Even if “culture is separate from what is faith”, as Abdel-Magied claims, religion does inform cultures to greater and lesser degrees — Poles or Italians and Catholicism, for example, or China and Confucianism. Abdel-Magied would most likely agree with those examples (how could she not without resorting to dissembling?), yet  she blithely dismisses the routine struggles and oppression of women in the Middle East as nothing more than “cultural” aberrations — cultures very much informed by Islam, as it happens, and to a degree markedly more than anything observable in Rome, Warsaw or Beijing. She might also consult a bipartisan study conducted in 2013 by the Pew Research Centre which found the opposite of what she claims in regard to Islam and female emancipation: “Muslims who want sharia to be the law of the land in their country often, though not uniformly, are less likely to support equal rights for women and more likely to favor traditional gender roles.”

Working on the theory that the enemy of my enemy is my friend, the Left has made common cause with Islam, which explains why we find none other Anne Summers, who can take offence at a conservative male in a blue tie, endorsing Abdel-Magied’s book. Progressives, as they like to call themselves while endorsing sixth-century dress codes, are inspired and affirmed in their political identities by the repetitious idiomatic veneers of second-rate text books taught by third-rate professors. Terms like ‘the patriarchy, ‘white privilege’, and, inevitably, ‘Islamophobia’ are easy even for simpletons to remember and, if deployed with the appropriate degree of withering and self-righteous scorn, can stop a civil discussion in its tracks. No one likes to be called a racist, nor to be confronted with an interlocutor whose case, such as it may be, boils down to “Shut, she argued.”

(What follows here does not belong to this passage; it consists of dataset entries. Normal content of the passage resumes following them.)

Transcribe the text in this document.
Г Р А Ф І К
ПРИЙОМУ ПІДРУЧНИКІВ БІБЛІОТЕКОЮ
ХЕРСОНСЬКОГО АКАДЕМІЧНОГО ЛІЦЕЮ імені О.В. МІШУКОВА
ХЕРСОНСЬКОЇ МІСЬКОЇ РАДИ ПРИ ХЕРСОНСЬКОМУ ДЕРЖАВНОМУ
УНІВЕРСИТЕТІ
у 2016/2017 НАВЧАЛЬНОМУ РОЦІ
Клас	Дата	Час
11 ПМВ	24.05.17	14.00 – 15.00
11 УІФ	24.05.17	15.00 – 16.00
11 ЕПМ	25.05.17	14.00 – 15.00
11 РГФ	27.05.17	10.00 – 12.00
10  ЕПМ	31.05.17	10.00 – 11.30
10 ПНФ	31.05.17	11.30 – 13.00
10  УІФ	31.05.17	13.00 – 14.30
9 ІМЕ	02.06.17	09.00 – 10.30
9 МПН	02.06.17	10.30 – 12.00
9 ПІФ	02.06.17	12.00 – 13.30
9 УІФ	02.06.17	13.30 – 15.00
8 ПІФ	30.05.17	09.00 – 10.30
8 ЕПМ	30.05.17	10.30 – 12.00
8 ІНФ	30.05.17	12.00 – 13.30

Nevertheless, as cheap and shallow slogans are all the rage, especially when Abdel-Magied and her like-minded sisters are within cooee of a camera and microphone, I thought I’d offer my own catchy quip. It is this:

Fundamental Islam is dangerous because Islam is fundamentally dangerous.

That is more or less what Jacqui Lambie was attempting to articulate. Perhaps one day, and soon, the ABC will invite a guest who can put that point of view politely but emphatically. Perhaps the ABC will do that, but it is a big ‘perhaps’. I won’t be holding my breath in the meantime.